Can someone please help me. Why is the positive/negative variation of the compensated Poisson process $A_t = \lambda t - N_t $:
$$ V^+_A([0,t]) = \lambda t\quad\text{ and }\quad V^-_A([0,t]) = N_t\quad? $$ I understand that \begin{align} V_A([0,t]) &= \sup_{\Pi} \sum_{i=1}^{k} A_{t_i}-A_{t_{i-1}} = \sup_{\Pi} \sum_{i=1}^{k} \lambda\,(t_{i}-t_{i-1}) - N_{t_{i}} + N_{t_{i-1}}\\[3mm] &= \lambda \, (t-0) - N_t + N_0 = \lambda \, t - N_t. \end{align} But I do not know how to calculate \begin{align} V^+_A([0,t]) &= \sup_{\Pi} \sum_{i=1}^{k} \max \{A_{t_{i}} - A_{t_{i-1}}, 0\}\\[3mm] &= \sup_{\Pi} \sum_{i=1}^{k} \max\Big\{\lambda \, (t_{i}-t_{i-1}) - N_{t_{i}} + N_{t_{i-1}}, 0\Big\}. \end{align} I don't understand how to get $\lambda t$ out.

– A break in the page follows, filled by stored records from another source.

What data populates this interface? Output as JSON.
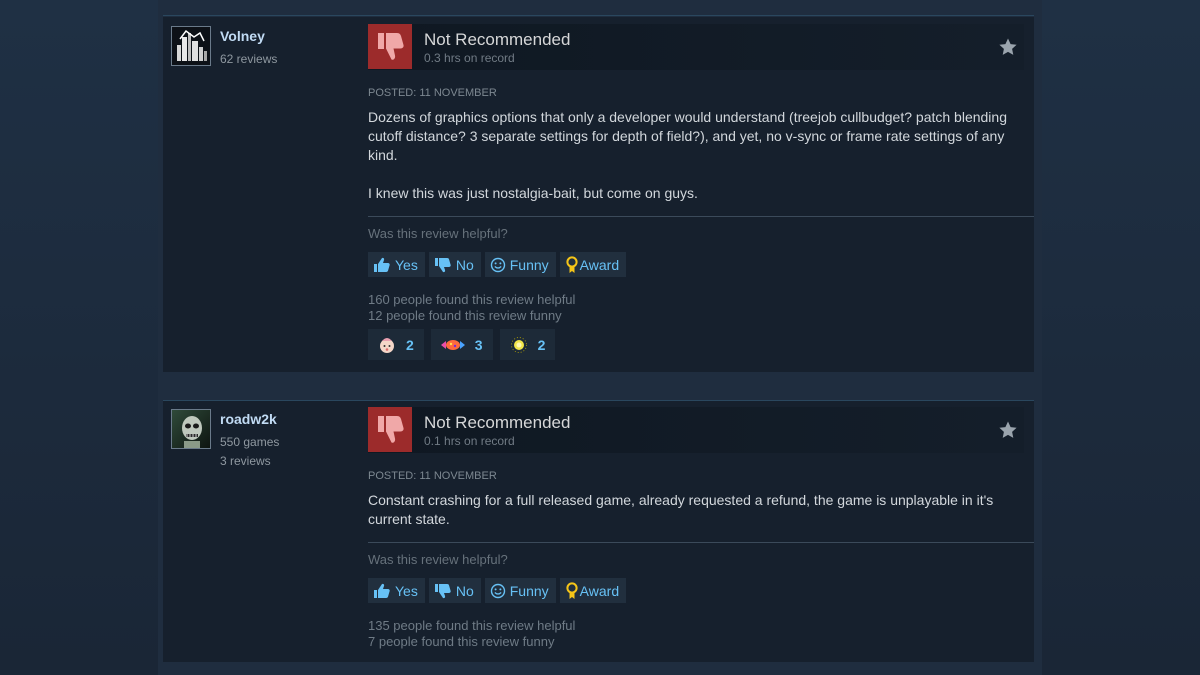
{
  "reviews": [
    {
      "username": "Volney",
      "user_lines": [
        "62 reviews"
      ],
      "verdict": "Not Recommended",
      "hours": "0.3 hrs on record",
      "posted": "POSTED: 11 NOVEMBER",
      "paragraphs": [
        "Dozens of graphics options that only a developer would understand (treejob cullbudget? patch blending cutoff distance? 3 separate settings for depth of field?), and yet, no v-sync or frame rate settings of any kind.",
        "I knew this was just nostalgia-bait, but come on guys."
      ],
      "helpful_question": "Was this review helpful?",
      "buttons": {
        "yes": "Yes",
        "no": "No",
        "funny": "Funny",
        "award": "Award"
      },
      "helpful_count": "160 people found this review helpful",
      "funny_count": "12 people found this review funny",
      "awards": [
        {
          "icon": "baby-face-award-icon",
          "count": "2"
        },
        {
          "icon": "candy-award-icon",
          "count": "3"
        },
        {
          "icon": "sparkle-award-icon",
          "count": "2"
        }
      ]
    },
    {
      "username": "roadw2k",
      "user_lines": [
        "550 games",
        "3 reviews"
      ],
      "verdict": "Not Recommended",
      "hours": "0.1 hrs on record",
      "posted": "POSTED: 11 NOVEMBER",
      "paragraphs": [
        "Constant crashing for a full released game, already requested a refund, the game is unplayable in it's current state."
      ],
      "helpful_question": "Was this review helpful?",
      "buttons": {
        "yes": "Yes",
        "no": "No",
        "funny": "Funny",
        "award": "Award"
      },
      "helpful_count": "135 people found this review helpful",
      "funny_count": "7 people found this review funny"
    }
  ],
  "colors": {
    "thumb_down_bg": "#9c2b2b",
    "link_blue": "#67c1f5",
    "username": "#c1dbf4",
    "award_gold": "#f5c518"
  }
}
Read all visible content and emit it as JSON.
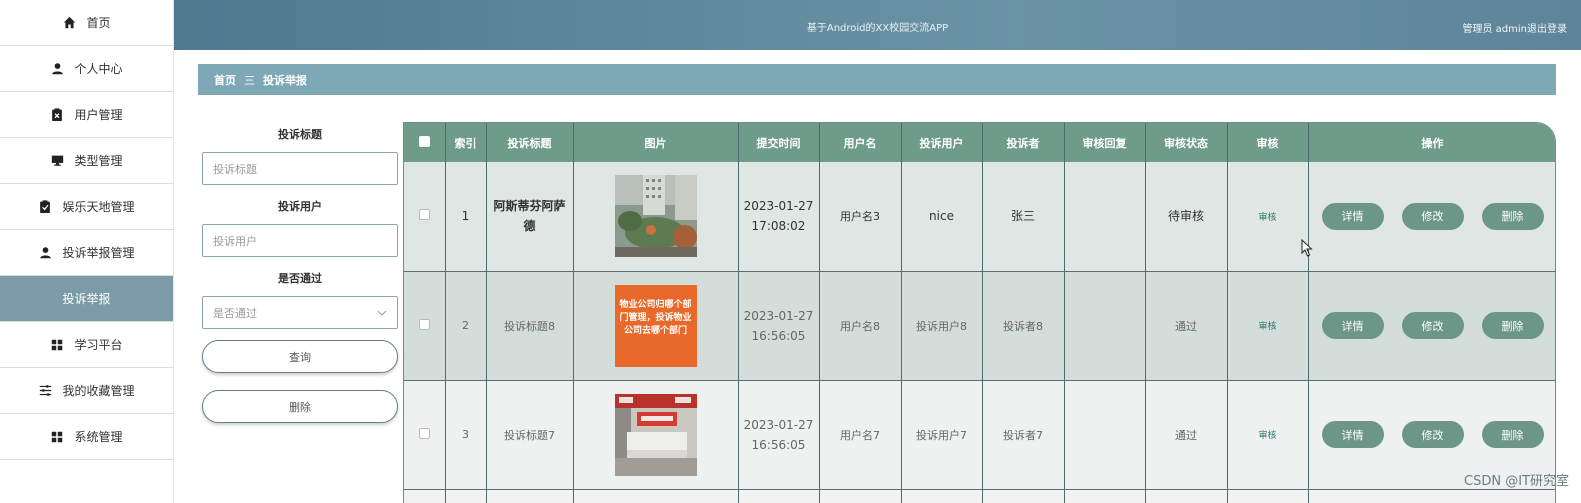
{
  "header": {
    "title": "基于Android的XX校园交流APP",
    "user": "管理员 admin",
    "logout": "退出登录"
  },
  "sidebar": {
    "items": [
      {
        "label": "首页",
        "icon": "home-icon"
      },
      {
        "label": "个人中心",
        "icon": "user-icon"
      },
      {
        "label": "用户管理",
        "icon": "clipboard-x-icon"
      },
      {
        "label": "类型管理",
        "icon": "monitor-icon"
      },
      {
        "label": "娱乐天地管理",
        "icon": "clipboard-check-icon"
      },
      {
        "label": "投诉举报管理",
        "icon": "person-icon"
      },
      {
        "label": "投诉举报",
        "icon": "",
        "active": true
      },
      {
        "label": "学习平台",
        "icon": "grid-icon"
      },
      {
        "label": "我的收藏管理",
        "icon": "sliders-icon"
      },
      {
        "label": "系统管理",
        "icon": "grid-icon"
      }
    ]
  },
  "breadcrumb": {
    "home": "首页",
    "separator": "三",
    "current": "投诉举报"
  },
  "search": {
    "title_label": "投诉标题",
    "title_placeholder": "投诉标题",
    "user_label": "投诉用户",
    "user_placeholder": "投诉用户",
    "pass_label": "是否通过",
    "pass_placeholder": "是否通过",
    "query_button": "查询",
    "delete_button": "删除"
  },
  "table": {
    "headers": [
      "索引",
      "投诉标题",
      "图片",
      "提交时间",
      "用户名",
      "投诉用户",
      "投诉者",
      "审核回复",
      "审核状态",
      "审核",
      "操作"
    ],
    "rows": [
      {
        "index": "1",
        "title": "阿斯蒂芬阿萨德",
        "date": "2023-01-27",
        "time": "17:08:02",
        "username": "用户名3",
        "complaint_user": "nice",
        "complainer": "张三",
        "reply": "",
        "status": "待审核",
        "audit": "审核",
        "image": "building-photo"
      },
      {
        "index": "2",
        "title": "投诉标题8",
        "date": "2023-01-27",
        "time": "16:56:05",
        "username": "用户名8",
        "complaint_user": "投诉用户8",
        "complainer": "投诉者8",
        "reply": "",
        "status": "通过",
        "audit": "审核",
        "image": "orange-text-card",
        "image_text": "物业公司归哪个部门管理，投诉物业公司去哪个部门"
      },
      {
        "index": "3",
        "title": "投诉标题7",
        "date": "2023-01-27",
        "time": "16:56:05",
        "username": "用户名7",
        "complaint_user": "投诉用户7",
        "complainer": "投诉者7",
        "reply": "",
        "status": "通过",
        "audit": "审核",
        "image": "lobby-photo"
      }
    ],
    "ops": {
      "detail": "详情",
      "edit": "修改",
      "delete": "删除"
    }
  },
  "watermark": "CSDN @IT研究室",
  "colors": {
    "header": "#5b8499",
    "accent": "#6c9687",
    "active_sidebar": "#7a9ba7"
  }
}
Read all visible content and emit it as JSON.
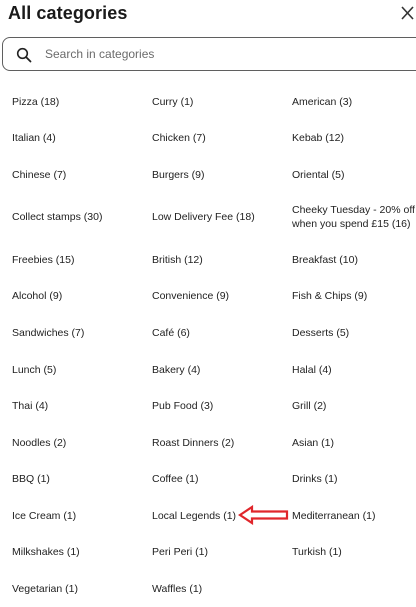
{
  "header": {
    "title": "All categories"
  },
  "search": {
    "placeholder": "Search in categories",
    "value": ""
  },
  "categories": [
    [
      "Pizza (18)",
      "Curry (1)",
      "American (3)"
    ],
    [
      "Italian (4)",
      "Chicken (7)",
      "Kebab (12)"
    ],
    [
      "Chinese (7)",
      "Burgers (9)",
      "Oriental (5)"
    ],
    [
      "Collect stamps (30)",
      "Low Delivery Fee (18)",
      "Cheeky Tuesday - 20% off when you spend £15 (16)"
    ],
    [
      "Freebies (15)",
      "British (12)",
      "Breakfast (10)"
    ],
    [
      "Alcohol (9)",
      "Convenience (9)",
      "Fish & Chips (9)"
    ],
    [
      "Sandwiches (7)",
      "Café (6)",
      "Desserts (5)"
    ],
    [
      "Lunch (5)",
      "Bakery (4)",
      "Halal (4)"
    ],
    [
      "Thai (4)",
      "Pub Food (3)",
      "Grill (2)"
    ],
    [
      "Noodles (2)",
      "Roast Dinners (2)",
      "Asian (1)"
    ],
    [
      "BBQ (1)",
      "Coffee (1)",
      "Drinks (1)"
    ],
    [
      "Ice Cream (1)",
      "Local Legends (1)",
      "Mediterranean (1)"
    ],
    [
      "Milkshakes (1)",
      "Peri Peri (1)",
      "Turkish (1)"
    ],
    [
      "Vegetarian (1)",
      "Waffles (1)",
      ""
    ]
  ],
  "colors": {
    "annotation_arrow": "#e0262b",
    "text": "#222222",
    "border": "#5f5f5f"
  },
  "icons": {
    "search": "search-icon",
    "close": "close-icon",
    "annotation": "arrow-left-icon"
  }
}
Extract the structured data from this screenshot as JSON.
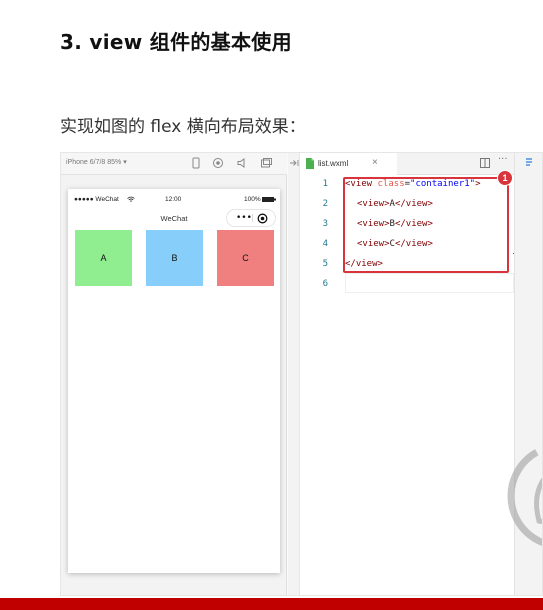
{
  "document": {
    "heading": "3. view 组件的基本使用",
    "subtext": "实现如图的 flex 横向布局效果："
  },
  "simulator": {
    "device_label": "iPhone 6/7/8 85% ▾",
    "toolbar_icons": [
      "phone-icon",
      "record-icon",
      "volume-icon",
      "window-icon"
    ],
    "status": {
      "signal": "●●●●● WeChat",
      "time": "12:00",
      "battery": "100%"
    },
    "nav_title": "WeChat",
    "capsule": {
      "dots": "•••"
    },
    "boxes": [
      {
        "label": "A",
        "color": "#90ee90"
      },
      {
        "label": "B",
        "color": "#87cefa"
      },
      {
        "label": "C",
        "color": "#f08080"
      }
    ]
  },
  "editor": {
    "tab_label": "list.wxml",
    "tab_close": "×",
    "more": "···",
    "line_numbers": [
      "1",
      "2",
      "3",
      "4",
      "5",
      "6"
    ],
    "line1": {
      "open": "<view ",
      "attr": "class",
      "eq": "=",
      "value": "\"container1\"",
      "close": ">"
    },
    "line2": {
      "open": "<view>",
      "text": "A",
      "close": "</view>"
    },
    "line3": {
      "open": "<view>",
      "text": "B",
      "close": "</view>"
    },
    "line4": {
      "open": "<view>",
      "text": "C",
      "close": "</view>"
    },
    "line5": {
      "close": "</view>"
    },
    "badge": "1"
  },
  "colors": {
    "highlight_red": "#d9333b",
    "bottom_bar": "#c00000",
    "line_number": "#237893"
  }
}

The definition of $V^-_A([0,t])$ is
\begin{align} V^-_A([0,t]) &= \sup_{\Pi} \sum_{i=1}^{k}\max\Big\{-(A_{t_{i}} - A_{t_{i-1}}), 0\Big\}\\[3mm] &= \sup_{\Pi} \sum_{i=1}^{k} \max\Big\{\lambda\,(-t_{i}+t_{i-1}) + N_{t_{i}} - N_{t_{i-1}}, 0 \Big\}\,. \end{align}
It is trivial that for any partition $0=t_1<...<t_k=t$ \begin{align} \sum_{i=1}^kA_{t_i}-A_{t_{i-1}}&=\sum_{i=1}^k\lambda (t_i-t_{i-1})-N_{t_i}+N_{t_{i-1}}=\lambda\,t-N_t \end{align} holds. Therefore, the supremum over all partitions will be $\lambda t-N_t\,.$
To handle the other cases it is enough to consider a sequence of partitions $\Pi_n$ that satisfies the following two properties: $$ 0=t^n_1<...<t^n_{k_n}=t\quad \forall n\in\mathbb N\,, $$ $$ \{t^n_1,...,t^n_{k_n}\}\subset \{t^{n+1}_1,...,t^{n+1}_{k_{n+1}}\}\quad \forall n\in\mathbb N\,. $$ Since $N_{t^n_i}\ge N_{t^n_{i-1}}$ and $t^n_i\ge t^n_{i-1}\,,$ we have always $$ \lambda (t^n_i-t^n_{i-1})\ge 0\quad\text{ and }\quad N_{t^n_i}-N_{t^n_{i-1}}\le 0\,. $$ Case 1. If the path $t\mapsto N_t$ has no jump in $\bigcap\limits_{n\in\mathbb N}[t^n_i,t^n_{i+1}]$ then, for sufficiently large $n$, $$ N_{t^n_i}-N_{t^n_{i-1}}=0 $$ which means $$ \Big(\lambda (t^n_i-t^n_{i-1})-N_{t^n_i}+N_{t^n_{i-1}}\Big)^+= \lambda (t^n_i-t^n_{i-1})\,. $$ Case 2. When $t\mapsto N_t$ has a jump in $\bigcap\limits_{n\in\mathbb N}[t^n_i,t^n_{i+1}]$ then, for all $n$, $$ N_{t^n_i}-N_{t^n_{i-1}}>1 $$ which means that for sufficiently large $n$ $$ \Big(\lambda (t^n_i-t^n_{i-1})-N_{t^n_i}+N_{t^n_{i-1}}\Big)^+=0 $$ because $\lambda(t^n_i-t^n_{i-1})$ will be smaller than $1\,.$ This shows that \begin{align} \sup_{\Pi_n}\sum_{i=1}^{k_n}(A_{t^n_i}-A_{t^n_{i-1}})^+= \sup_{\Pi_n}\sum_{i=1}^{k_n}\lambda(t^n_i-t^n_{i-1})=\lambda\,t\,. \end{align} The proof of \begin{align} \sup_{\Pi_n}\sum_{i=1}^{k_n}(A_{t^n_{i}}-A_{t^n_{i-1}})^-=N_t \end{align} is similar.